Ever since delivering a guest lecture on organizational behavior and change for a College of Charleston class last week, I can’t stop thinking about the year 1996 and its impact on 2017.

Why 1996? Almost all of the students in the class are seniors who were born in 1996.

For a business school class, 1996 is significant in another way. Harvard Business School Press published John Kotter’s book, Leading Change, a major contribution to the field of organizational change management that year.

Other seminal events from 21 years ago seem even older. When I “Googled” 1996, I saw that the Dow Jones Industrial closed above 6,000 for the first time. (This year, the Dow broke a new record, closing above 23,000.) Apple Computer, the company Steve Jobs co-founded, bought Jobs’ company NeXt.

Back then, I worked in the LA office of a major HR consulting firm. Our laptops were stand-alone machines. My colleagues and I exchanged files with each other and our administrative assistants via floppy disks as we didn’t yet have email. We used our cell phones for making phone calls while driving.

Now everything is mobile and networked. Many businesses also have expanded their focus from performance to sustainability, including the triple bottom line of profits, people, and the planet.

As for organizational change, as I explained to the students, back when they were born, we consultants and our clients thought we could “manage change” one change project at a time.

Well, that doesn’t happen anymore now that we live and work in a VUCA (volatile, uncertain, complex and ambiguous) world. Now if you stop changing, you and your organization can die. 

For example, one student who works part-time in retail talked about how her employer both cooperates and competes with Amazon.com as it tries to protect itself from showrooming.

Another shared her experience of switching how she views and uses straws. Before interning in the College’s sustainability office, the student explained that she considered straws an easy and hygienic way to drink beverages. Now she’s joined her colleagues in giving up straws for the Stop Sucking campaign to keep plastic from its disastrous effects on marine life and ecosystems

Yet the models of organizational change described in the class reader have not kept up with business in 2017. Back in 2013 The Center for Effective Organizations of the University of Southern California deemed traditional change models as flawed and obsolete.

Furthermore, since Kotter published his eight-stage model, we’ve learned exponentially more in other fields. For example, advances in neuroscience and behavioral economics and design as well as psychology have influenced how we understand change and can make it happen for ourselves and others.

The emphasis is more humanistic now, focusing on how to help humans change within organizations. Research and practice (including my own) are showing the benefits of these three approaches:

  1. Match the purpose with the person. An individual will be more receptive to change if he or she believes in the purpose and sees the personal and social relevance of the change. That is, the change fits the individual’s core values, and the person’s social status will be helped rather than hurt by the change.
  1. Immerse the person into a new setting. When an individual is exposed to new people with different sets of experiences, the newcomer will become more aware of new ideas, different norms and values.

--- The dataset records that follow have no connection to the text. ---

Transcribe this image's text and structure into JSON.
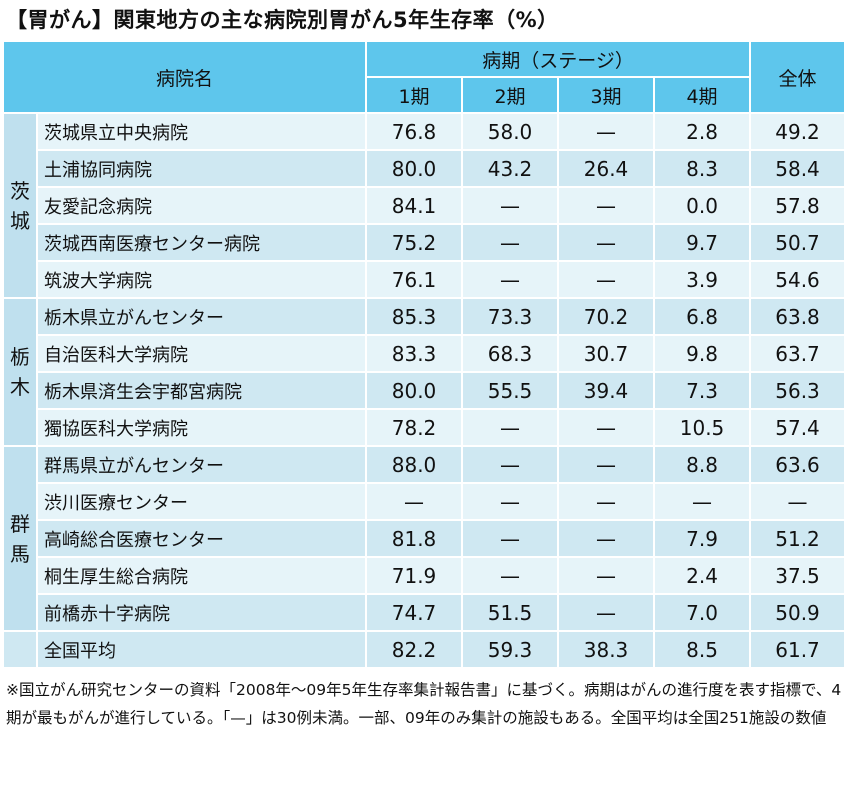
{
  "title": "【胃がん】関東地方の主な病院別胃がん5年生存率（%）",
  "header": {
    "hospital": "病院名",
    "stage_group": "病期（ステージ）",
    "stages": [
      "1期",
      "2期",
      "3期",
      "4期"
    ],
    "total": "全体"
  },
  "groups": [
    {
      "pref": "茨\n城",
      "rows": [
        {
          "name": "茨城県立中央病院",
          "v": [
            "76.8",
            "58.0",
            "—",
            "2.8",
            "49.2"
          ]
        },
        {
          "name": "土浦協同病院",
          "v": [
            "80.0",
            "43.2",
            "26.4",
            "8.3",
            "58.4"
          ]
        },
        {
          "name": "友愛記念病院",
          "v": [
            "84.1",
            "—",
            "—",
            "0.0",
            "57.8"
          ]
        },
        {
          "name": "茨城西南医療センター病院",
          "v": [
            "75.2",
            "—",
            "—",
            "9.7",
            "50.7"
          ]
        },
        {
          "name": "筑波大学病院",
          "v": [
            "76.1",
            "—",
            "—",
            "3.9",
            "54.6"
          ]
        }
      ]
    },
    {
      "pref": "栃\n木",
      "rows": [
        {
          "name": "栃木県立がんセンター",
          "v": [
            "85.3",
            "73.3",
            "70.2",
            "6.8",
            "63.8"
          ]
        },
        {
          "name": "自治医科大学病院",
          "v": [
            "83.3",
            "68.3",
            "30.7",
            "9.8",
            "63.7"
          ]
        },
        {
          "name": "栃木県済生会宇都宮病院",
          "v": [
            "80.0",
            "55.5",
            "39.4",
            "7.3",
            "56.3"
          ]
        },
        {
          "name": "獨協医科大学病院",
          "v": [
            "78.2",
            "—",
            "—",
            "10.5",
            "57.4"
          ]
        }
      ]
    },
    {
      "pref": "群\n馬",
      "rows": [
        {
          "name": "群馬県立がんセンター",
          "v": [
            "88.0",
            "—",
            "—",
            "8.8",
            "63.6"
          ]
        },
        {
          "name": "渋川医療センター",
          "v": [
            "—",
            "—",
            "—",
            "—",
            "—"
          ]
        },
        {
          "name": "高崎総合医療センター",
          "v": [
            "81.8",
            "—",
            "—",
            "7.9",
            "51.2"
          ]
        },
        {
          "name": "桐生厚生総合病院",
          "v": [
            "71.9",
            "—",
            "—",
            "2.4",
            "37.5"
          ]
        },
        {
          "name": "前橋赤十字病院",
          "v": [
            "74.7",
            "51.5",
            "—",
            "7.0",
            "50.9"
          ]
        }
      ]
    }
  ],
  "average": {
    "name": "全国平均",
    "v": [
      "82.2",
      "59.3",
      "38.3",
      "8.5",
      "61.7"
    ]
  },
  "note": "※国立がん研究センターの資料「2008年～09年5年生存率集計報告書」に基づく。病期はがんの進行度を表す指標で、4期が最もがんが進行している。「—」は30例未満。一部、09年のみ集計の施設もある。全国平均は全国251施設の数値",
  "colors": {
    "header": "#5ec6ec",
    "pref": "#bfe0ee",
    "row_light": "#e6f4f9",
    "row_dark": "#cfe8f2"
  }
}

To adapt, the newcomer will adjust the “mentalizing system” of his or her brain and start to think differently. The individual’s extra effort expended on thinking helps increase understanding of different perspectives, which helps the person become more open to changing how to think and act.
  1. Redesign the environment. When you change the existing environment or introduce someone into a different environment, the individual can’t rely on old habits. The person needs to do things differently, which requires getting out of “auto-response” mode. Then if you give them a “nudge,” that is steer them in a particular direction while preserving their freedom of choice, they’re inclined to adopt a new behavior.

The first two approaches are examples from neuroscience. Dr. Emily Falk, Associate Professor of Communication, Psychology, and Marketing at the University of Pennsylvania, has been doing research in this area.

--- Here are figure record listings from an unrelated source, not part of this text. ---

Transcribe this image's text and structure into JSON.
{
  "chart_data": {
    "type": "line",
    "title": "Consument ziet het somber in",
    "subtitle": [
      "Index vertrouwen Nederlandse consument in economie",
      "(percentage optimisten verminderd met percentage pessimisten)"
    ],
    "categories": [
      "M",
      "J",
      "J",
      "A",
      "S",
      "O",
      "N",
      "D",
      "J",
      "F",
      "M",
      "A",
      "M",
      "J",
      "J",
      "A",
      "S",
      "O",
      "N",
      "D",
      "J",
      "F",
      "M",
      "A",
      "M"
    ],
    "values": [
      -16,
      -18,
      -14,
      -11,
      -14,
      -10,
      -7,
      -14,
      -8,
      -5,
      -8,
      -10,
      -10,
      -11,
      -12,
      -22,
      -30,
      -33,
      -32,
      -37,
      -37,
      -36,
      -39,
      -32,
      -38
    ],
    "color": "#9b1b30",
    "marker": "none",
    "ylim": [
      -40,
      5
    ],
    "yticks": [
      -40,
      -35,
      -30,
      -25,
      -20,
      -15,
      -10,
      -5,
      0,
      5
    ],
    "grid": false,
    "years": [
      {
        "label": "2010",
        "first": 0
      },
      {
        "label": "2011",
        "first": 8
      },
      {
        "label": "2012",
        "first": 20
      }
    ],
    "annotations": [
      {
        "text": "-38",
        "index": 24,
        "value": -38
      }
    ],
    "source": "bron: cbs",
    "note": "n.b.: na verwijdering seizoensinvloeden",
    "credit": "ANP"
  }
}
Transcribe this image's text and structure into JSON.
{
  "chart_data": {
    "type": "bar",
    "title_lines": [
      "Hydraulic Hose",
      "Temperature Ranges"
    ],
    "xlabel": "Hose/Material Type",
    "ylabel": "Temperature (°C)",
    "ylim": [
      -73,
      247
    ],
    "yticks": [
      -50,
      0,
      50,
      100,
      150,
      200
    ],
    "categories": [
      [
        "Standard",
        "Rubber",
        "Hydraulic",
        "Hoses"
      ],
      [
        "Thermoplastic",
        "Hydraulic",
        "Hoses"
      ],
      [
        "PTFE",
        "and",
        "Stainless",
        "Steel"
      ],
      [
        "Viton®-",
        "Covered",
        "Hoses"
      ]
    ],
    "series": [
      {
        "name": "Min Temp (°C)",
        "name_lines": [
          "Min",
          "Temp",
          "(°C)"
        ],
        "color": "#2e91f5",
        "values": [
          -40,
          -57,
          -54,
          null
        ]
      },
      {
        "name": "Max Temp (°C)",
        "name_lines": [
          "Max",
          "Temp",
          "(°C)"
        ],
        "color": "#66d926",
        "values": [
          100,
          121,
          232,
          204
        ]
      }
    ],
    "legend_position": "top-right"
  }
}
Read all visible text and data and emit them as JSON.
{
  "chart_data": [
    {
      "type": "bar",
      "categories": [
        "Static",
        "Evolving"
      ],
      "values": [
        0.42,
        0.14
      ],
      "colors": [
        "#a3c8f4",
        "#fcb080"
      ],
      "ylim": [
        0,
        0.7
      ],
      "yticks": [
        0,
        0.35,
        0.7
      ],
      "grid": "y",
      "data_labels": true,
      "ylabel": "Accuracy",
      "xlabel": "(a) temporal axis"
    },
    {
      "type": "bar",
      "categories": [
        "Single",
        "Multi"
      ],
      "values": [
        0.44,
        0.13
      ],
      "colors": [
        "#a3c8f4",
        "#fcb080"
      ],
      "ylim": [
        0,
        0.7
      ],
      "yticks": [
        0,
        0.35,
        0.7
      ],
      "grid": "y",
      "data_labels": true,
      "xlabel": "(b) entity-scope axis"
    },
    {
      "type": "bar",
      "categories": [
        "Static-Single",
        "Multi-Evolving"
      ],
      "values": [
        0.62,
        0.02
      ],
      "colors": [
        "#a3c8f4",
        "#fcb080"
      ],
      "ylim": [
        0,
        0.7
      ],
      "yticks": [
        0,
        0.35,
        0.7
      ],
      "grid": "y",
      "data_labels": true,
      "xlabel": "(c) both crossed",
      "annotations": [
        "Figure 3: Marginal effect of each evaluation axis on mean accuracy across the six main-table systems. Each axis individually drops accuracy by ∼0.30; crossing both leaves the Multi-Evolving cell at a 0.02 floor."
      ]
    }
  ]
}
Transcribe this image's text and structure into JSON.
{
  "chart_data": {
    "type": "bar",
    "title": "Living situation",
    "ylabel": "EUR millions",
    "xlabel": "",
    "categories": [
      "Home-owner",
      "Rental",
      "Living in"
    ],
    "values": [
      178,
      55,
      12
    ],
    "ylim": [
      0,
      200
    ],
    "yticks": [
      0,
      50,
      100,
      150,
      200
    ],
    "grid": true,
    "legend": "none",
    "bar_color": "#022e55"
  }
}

The third approach is an example from behavioral economics, popularized by the Nobel Prize winning economist Dr. Richard Thaler. Several students were aware of him and how “nudges” work.

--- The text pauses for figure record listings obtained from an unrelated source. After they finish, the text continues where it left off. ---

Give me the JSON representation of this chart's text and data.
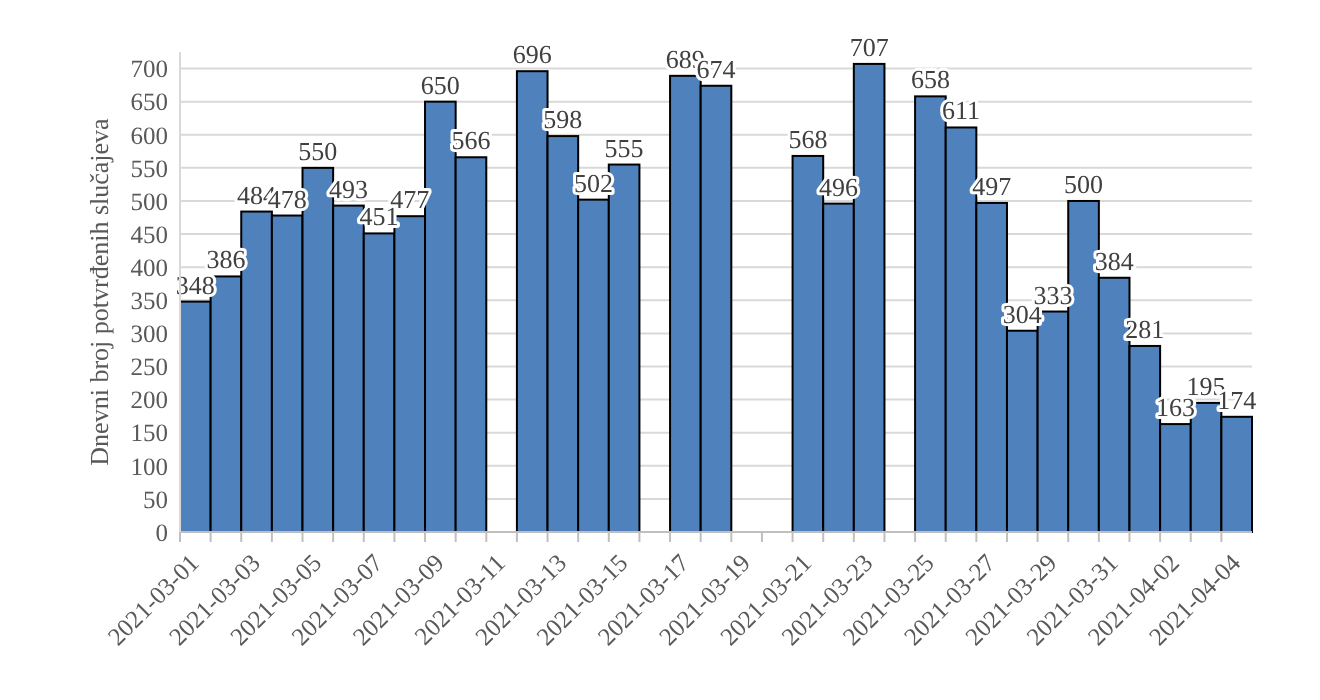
{
  "chart_data": {
    "type": "bar",
    "ylabel": "Dnevni broj potvrđenih slučajeva",
    "categories": [
      "2021-03-01",
      null,
      "2021-03-03",
      null,
      "2021-03-05",
      null,
      "2021-03-07",
      null,
      "2021-03-09",
      null,
      "2021-03-11",
      null,
      "2021-03-13",
      null,
      "2021-03-15",
      null,
      "2021-03-17",
      null,
      "2021-03-19",
      null,
      "2021-03-21",
      null,
      "2021-03-23",
      null,
      "2021-03-25",
      null,
      "2021-03-27",
      null,
      "2021-03-29",
      null,
      "2021-03-31",
      null,
      "2021-04-02",
      null,
      "2021-04-04"
    ],
    "values": [
      348,
      386,
      484,
      478,
      550,
      493,
      451,
      477,
      650,
      566,
      null,
      696,
      598,
      502,
      555,
      null,
      689,
      674,
      null,
      null,
      568,
      496,
      707,
      null,
      658,
      611,
      497,
      304,
      333,
      500,
      384,
      281,
      163,
      195,
      174
    ],
    "color": "#4f81bd",
    "ylim": [
      0,
      725
    ],
    "yticks": [
      0,
      50,
      100,
      150,
      200,
      250,
      300,
      350,
      400,
      450,
      500,
      550,
      600,
      650,
      700
    ],
    "grid": "y",
    "data_labels": true
  }
}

For example, one student told us that the restaurant where she works serves drinks without straws. It’s their way of supporting #StopSucking while also reducing costs for an environmentally-unfriendly item. However, customers who ask for straws get one. This action has greatly reduced straw usage at the restaurant.

Interacting with these students reminded me of the adage: You can’t solve today’s problems with yesterday’s tools and solutions.  Fortunately for these students, they don’t have to unlearn the old ways.

What are you doing to stay up-to-date and relevant?